Nul doute que cette identification du Serviteur souffrant au peuple d’Israël a nourri la prière, l’espoir et la supplication des millions de juifs déportés dans les camps nazis au XX° siècle. Et le souhait de chaque fête de Pâques : « l’an prochain à Jérusalem ! » a fini par se réaliser quelques années après la fin du cauchemar nazi. Cela avait commencé par les insultes d’Hitler contre l’identité juive dans une brasserie munichoise, puis dans Mein Kampf. Et puis l’insulte a pris corps, le mépris s’est incarné, les crachats sont devenus physiques, les outrages abominables. Revenu sur la terre de Canaan, Israël doit à nouveau assumer sa vocation prophétique face aux nations. Cette fois-ci, avec son armée high-tech, il est farouchement déterminé à rendre coup pour coup, pour que la débâcle ne se reproduise jamais. Pas sûr que cet engrenage de l’insulte répondant à l’insulte, de la violence répliquant à l’agression, des missiles en représailles des mortiers soient très biblique ni très efficace. Seule la non-violence prônée par Isaïe pourra désamorcer le cycle infernal des assauts/vengeances endeuillant juifs et palestiniens sans fin.

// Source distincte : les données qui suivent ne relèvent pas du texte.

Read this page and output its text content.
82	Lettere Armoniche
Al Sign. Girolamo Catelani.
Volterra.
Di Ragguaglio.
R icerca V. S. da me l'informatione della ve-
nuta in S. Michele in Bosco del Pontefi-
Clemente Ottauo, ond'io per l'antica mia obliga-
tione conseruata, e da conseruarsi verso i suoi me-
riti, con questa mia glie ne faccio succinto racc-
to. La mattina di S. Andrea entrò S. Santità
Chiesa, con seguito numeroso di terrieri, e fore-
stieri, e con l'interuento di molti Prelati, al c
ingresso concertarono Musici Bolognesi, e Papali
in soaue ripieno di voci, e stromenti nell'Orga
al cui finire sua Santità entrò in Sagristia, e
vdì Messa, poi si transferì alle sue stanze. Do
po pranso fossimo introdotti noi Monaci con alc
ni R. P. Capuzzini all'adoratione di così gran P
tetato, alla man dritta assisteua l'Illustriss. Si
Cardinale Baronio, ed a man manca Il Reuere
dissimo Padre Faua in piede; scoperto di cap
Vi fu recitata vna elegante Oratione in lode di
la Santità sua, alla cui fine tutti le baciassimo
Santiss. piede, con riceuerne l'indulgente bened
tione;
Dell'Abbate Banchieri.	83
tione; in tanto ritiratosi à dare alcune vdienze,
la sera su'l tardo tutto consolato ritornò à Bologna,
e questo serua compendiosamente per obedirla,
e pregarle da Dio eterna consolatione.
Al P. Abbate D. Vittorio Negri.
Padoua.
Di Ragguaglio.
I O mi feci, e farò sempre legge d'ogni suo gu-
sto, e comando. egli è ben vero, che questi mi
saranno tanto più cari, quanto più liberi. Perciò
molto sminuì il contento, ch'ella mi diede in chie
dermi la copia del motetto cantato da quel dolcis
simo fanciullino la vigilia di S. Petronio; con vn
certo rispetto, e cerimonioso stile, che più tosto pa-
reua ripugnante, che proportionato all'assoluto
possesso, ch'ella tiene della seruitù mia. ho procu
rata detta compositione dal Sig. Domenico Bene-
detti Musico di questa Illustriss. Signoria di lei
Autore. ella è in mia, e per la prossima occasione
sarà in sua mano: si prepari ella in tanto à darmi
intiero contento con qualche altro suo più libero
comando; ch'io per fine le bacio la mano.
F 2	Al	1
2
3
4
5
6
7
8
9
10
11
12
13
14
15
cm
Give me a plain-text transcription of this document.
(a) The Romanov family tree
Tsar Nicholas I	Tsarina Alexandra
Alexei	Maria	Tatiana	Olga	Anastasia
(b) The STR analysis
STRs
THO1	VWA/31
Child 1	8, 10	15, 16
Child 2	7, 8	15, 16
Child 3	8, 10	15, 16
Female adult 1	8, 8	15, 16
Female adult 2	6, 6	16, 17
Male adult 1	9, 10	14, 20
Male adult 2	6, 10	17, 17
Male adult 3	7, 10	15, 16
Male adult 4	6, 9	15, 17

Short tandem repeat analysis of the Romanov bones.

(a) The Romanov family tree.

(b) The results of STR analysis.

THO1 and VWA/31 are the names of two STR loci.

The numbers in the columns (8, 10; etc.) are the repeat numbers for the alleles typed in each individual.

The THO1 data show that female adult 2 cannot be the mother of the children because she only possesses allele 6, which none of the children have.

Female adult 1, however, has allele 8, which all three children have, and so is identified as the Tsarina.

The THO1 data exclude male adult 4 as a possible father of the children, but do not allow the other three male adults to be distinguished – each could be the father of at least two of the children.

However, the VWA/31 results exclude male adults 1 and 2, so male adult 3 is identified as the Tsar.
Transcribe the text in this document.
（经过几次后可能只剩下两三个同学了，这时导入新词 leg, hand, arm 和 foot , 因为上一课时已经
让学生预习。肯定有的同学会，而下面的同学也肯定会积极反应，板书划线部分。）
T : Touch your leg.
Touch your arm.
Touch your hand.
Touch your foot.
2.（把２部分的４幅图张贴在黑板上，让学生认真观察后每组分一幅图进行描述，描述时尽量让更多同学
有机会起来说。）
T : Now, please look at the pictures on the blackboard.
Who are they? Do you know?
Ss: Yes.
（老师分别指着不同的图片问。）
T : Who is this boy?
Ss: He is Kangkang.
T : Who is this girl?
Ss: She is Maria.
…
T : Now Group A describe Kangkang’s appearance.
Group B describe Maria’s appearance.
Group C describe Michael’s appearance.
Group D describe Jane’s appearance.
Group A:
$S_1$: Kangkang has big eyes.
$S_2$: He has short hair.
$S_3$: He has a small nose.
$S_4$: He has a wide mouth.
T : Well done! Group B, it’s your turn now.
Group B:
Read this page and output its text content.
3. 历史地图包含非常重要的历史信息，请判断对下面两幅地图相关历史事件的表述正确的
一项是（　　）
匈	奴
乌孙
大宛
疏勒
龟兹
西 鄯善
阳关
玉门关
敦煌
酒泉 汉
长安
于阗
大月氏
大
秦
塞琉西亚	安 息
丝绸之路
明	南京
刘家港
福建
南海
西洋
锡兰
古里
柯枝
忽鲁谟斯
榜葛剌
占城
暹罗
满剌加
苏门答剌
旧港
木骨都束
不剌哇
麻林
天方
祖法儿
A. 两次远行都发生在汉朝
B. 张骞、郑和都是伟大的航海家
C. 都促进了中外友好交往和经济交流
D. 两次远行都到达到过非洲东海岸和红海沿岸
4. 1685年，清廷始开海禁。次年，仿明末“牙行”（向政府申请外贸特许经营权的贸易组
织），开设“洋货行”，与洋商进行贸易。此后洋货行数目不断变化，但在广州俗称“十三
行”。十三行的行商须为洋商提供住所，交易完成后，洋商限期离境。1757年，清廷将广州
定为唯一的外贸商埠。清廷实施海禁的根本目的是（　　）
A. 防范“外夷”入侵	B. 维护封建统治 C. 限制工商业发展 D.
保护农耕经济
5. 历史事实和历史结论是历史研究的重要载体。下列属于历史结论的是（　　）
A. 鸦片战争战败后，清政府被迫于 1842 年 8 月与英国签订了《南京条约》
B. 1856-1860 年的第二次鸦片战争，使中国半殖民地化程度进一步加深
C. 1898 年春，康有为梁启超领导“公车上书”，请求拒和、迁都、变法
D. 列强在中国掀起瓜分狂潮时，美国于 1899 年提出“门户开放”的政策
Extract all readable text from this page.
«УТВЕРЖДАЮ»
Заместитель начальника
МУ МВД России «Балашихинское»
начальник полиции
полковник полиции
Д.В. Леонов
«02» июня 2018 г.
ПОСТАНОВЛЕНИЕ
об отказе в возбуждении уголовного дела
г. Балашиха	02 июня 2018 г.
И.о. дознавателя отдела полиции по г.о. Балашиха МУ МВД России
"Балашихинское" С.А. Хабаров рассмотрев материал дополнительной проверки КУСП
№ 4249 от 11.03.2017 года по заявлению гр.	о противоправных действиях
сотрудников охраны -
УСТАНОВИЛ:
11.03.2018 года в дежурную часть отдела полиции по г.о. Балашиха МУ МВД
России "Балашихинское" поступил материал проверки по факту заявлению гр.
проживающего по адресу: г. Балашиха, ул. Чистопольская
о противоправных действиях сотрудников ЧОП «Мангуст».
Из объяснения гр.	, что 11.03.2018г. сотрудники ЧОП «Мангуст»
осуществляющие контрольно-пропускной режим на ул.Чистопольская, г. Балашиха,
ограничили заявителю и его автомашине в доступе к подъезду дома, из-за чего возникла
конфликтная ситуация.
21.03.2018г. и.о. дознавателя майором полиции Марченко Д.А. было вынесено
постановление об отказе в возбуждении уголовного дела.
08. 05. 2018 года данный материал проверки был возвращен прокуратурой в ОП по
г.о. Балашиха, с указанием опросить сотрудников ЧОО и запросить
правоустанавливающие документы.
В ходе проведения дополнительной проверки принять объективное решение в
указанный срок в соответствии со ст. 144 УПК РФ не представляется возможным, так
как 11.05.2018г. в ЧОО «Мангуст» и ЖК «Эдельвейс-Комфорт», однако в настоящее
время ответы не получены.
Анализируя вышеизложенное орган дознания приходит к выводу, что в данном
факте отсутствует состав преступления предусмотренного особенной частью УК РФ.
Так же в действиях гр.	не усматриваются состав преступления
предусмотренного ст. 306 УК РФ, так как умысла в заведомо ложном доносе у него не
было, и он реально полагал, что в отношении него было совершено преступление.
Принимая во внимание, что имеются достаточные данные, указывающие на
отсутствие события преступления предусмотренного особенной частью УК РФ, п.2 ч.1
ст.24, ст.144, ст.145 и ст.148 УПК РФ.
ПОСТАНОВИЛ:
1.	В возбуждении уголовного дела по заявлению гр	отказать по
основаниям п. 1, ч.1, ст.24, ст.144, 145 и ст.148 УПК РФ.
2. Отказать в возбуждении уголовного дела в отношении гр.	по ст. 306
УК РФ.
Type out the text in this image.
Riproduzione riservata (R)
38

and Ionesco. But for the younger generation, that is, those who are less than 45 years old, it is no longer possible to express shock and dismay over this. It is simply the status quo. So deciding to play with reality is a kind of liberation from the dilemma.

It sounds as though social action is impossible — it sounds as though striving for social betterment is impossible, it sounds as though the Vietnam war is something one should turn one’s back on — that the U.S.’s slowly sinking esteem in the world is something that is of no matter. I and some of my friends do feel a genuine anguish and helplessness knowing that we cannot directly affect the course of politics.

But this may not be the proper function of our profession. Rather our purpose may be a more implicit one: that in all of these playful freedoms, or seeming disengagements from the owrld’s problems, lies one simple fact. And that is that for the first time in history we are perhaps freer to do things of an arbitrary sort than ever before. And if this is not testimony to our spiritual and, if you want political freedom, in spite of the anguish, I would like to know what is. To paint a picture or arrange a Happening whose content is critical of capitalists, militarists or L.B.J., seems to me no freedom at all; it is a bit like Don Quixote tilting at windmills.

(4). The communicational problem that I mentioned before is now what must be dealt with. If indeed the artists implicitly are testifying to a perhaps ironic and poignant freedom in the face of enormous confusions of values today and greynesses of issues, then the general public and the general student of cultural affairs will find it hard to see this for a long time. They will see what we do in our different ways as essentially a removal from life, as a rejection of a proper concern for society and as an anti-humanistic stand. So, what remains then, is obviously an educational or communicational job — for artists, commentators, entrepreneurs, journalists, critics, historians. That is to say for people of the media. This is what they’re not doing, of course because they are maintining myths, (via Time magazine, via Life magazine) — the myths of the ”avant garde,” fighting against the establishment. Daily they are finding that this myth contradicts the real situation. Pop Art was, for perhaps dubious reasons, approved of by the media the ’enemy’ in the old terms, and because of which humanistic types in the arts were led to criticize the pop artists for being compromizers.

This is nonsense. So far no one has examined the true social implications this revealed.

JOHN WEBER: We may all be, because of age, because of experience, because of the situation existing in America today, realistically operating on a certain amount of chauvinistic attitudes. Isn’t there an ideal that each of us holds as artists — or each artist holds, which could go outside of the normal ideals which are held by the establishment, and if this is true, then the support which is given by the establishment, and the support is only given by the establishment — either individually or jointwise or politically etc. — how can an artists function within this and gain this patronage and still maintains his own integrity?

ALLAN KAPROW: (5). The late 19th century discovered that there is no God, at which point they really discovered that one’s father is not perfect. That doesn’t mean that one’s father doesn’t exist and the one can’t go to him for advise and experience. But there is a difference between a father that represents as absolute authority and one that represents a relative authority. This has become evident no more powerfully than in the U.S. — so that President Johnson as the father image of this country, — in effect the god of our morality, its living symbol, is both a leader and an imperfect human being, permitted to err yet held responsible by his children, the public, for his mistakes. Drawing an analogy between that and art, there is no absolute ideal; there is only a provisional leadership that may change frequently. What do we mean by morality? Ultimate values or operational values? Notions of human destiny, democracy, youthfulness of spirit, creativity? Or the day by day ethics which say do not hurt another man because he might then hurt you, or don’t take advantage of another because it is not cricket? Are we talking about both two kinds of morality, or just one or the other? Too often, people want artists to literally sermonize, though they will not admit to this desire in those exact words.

Une 2e interprétation voit Isaïe lui-même dépeint sous les traits du Serviteur souffrant. En butte à l’hostilité que suscite la Parole qu’il répand – Parole de conversion et de réforme radicale – Isaïe ne se décourage pas, et compte sur son Dieu pour le défendre et laver son honneur. Tout baptisé, de par sa vocation prophétique, peut se reconnaître en Isaïe outragé, méprisé, lorsqu’il proclame une Parole tranchante contredisant l’opinion ou les mœurs majoritaires.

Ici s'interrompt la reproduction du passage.